Entering edit mode
2.9 years ago
Jalil Sharif
▴
80
I have been trying to develop a GRS.
All chromosomal files from the UK biobank were joined to generate a single merged.bed file. The filter was as follows:
--maf 0.01 \
--hwe 1e-6 \
--geno 0.1 \
I ran:
PLINK v1.90p 64-bit (8 Nov 2021)
Options in effect:
--bed chr_merged.bed
--bim chr_merged.bim
--clump park_updated.score
--clump-field P
--clump-kb 250
--clump-p1 1
--clump-r2 0.1
--clump-snp-field SNP
--fam chr1.fam
--out chr.qc
--threads 64
1031886 MB RAM detected; reserving 515943 MB for main workspace.
4113097 variants loaded from .bim file.
487409 people (223038 males, 264368 females, 3 ambiguous) loaded from .fam.
Ambiguous sex IDs written to chr.qc.nosex .
Using 1 thread (no multithreaded calculations invoked).
Before main variant filters, 487409 founders and 0 nonfounders present.
Calculating allele frequencies... done.
Total genotyping rate is 0.99122.
4113097 variants and 487409 people pass filters and QC.
Note: No phenotypes present.
I got the following message:
Warning: 'rs356203' is missing from the main dataset, and is a top variant.
Warning: 'rs356219' is missing from the main dataset, and is a top variant.
Warning: 'rs356215' is missing from the main dataset, and is a top variant.
2357669 more top variant IDs missing; see log file.

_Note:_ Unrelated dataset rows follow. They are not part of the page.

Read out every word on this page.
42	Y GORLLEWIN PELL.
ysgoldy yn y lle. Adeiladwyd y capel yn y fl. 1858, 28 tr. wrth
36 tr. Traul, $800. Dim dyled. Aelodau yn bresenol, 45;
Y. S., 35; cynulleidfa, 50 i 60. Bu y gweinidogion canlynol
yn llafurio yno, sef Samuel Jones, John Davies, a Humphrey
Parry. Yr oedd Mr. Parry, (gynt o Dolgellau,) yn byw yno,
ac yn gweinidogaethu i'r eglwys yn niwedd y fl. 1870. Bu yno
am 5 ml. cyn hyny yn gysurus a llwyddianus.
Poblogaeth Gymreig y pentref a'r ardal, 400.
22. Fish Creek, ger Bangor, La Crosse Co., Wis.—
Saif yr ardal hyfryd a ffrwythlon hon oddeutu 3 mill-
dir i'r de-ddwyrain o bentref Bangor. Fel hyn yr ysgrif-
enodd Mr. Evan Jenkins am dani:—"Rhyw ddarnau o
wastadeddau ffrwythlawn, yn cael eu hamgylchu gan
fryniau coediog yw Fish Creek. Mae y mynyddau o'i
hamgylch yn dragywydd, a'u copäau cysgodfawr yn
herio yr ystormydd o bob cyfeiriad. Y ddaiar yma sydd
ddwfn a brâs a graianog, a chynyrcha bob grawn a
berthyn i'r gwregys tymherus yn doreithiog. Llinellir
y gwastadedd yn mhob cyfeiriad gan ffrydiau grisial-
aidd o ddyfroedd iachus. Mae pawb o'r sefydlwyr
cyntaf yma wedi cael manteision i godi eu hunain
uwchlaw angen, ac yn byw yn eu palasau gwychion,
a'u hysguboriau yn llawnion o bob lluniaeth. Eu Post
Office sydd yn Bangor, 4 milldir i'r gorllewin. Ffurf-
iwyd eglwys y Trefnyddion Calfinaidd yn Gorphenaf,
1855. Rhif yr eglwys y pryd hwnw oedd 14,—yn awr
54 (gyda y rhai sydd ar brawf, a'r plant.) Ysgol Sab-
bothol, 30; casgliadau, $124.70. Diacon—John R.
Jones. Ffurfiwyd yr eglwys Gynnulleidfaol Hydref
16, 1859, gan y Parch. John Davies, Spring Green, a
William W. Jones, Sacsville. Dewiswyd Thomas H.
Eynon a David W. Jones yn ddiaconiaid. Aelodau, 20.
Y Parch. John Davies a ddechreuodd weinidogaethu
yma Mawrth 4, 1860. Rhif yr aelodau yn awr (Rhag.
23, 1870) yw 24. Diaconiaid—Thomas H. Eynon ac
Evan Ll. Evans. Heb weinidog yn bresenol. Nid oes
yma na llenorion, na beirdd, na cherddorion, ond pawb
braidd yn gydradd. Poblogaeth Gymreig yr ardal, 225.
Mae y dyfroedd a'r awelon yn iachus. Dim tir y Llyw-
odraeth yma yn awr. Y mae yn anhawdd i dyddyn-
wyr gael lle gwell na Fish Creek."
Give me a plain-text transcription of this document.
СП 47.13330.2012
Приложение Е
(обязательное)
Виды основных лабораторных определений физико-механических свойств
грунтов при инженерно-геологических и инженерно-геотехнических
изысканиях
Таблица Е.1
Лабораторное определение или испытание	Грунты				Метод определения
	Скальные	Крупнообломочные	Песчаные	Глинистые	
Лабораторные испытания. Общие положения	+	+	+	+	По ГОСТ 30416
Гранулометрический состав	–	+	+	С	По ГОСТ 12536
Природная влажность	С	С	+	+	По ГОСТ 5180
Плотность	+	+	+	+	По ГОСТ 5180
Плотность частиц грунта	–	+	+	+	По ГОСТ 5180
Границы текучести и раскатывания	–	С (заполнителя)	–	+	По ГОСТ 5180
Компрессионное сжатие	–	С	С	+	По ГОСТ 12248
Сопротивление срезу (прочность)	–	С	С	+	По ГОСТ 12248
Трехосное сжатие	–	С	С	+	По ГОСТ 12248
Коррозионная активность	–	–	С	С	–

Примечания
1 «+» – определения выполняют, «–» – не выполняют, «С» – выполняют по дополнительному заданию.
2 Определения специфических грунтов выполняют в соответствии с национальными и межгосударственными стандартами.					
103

I have written on the plink forum, and was informed that my SNP are not in sync, I am not understanding what I have done wrong here.
Many thanks, that's a bit strange though, because the original .bgen files which I filtered were imputed.
Even if you use imputed data, you will still get mismatch because you likely won't get full coverage of every single SNP. Though if you are using imputed data, then the number of missing ID is a bit high and I would definitely check your bim file and see the coverage.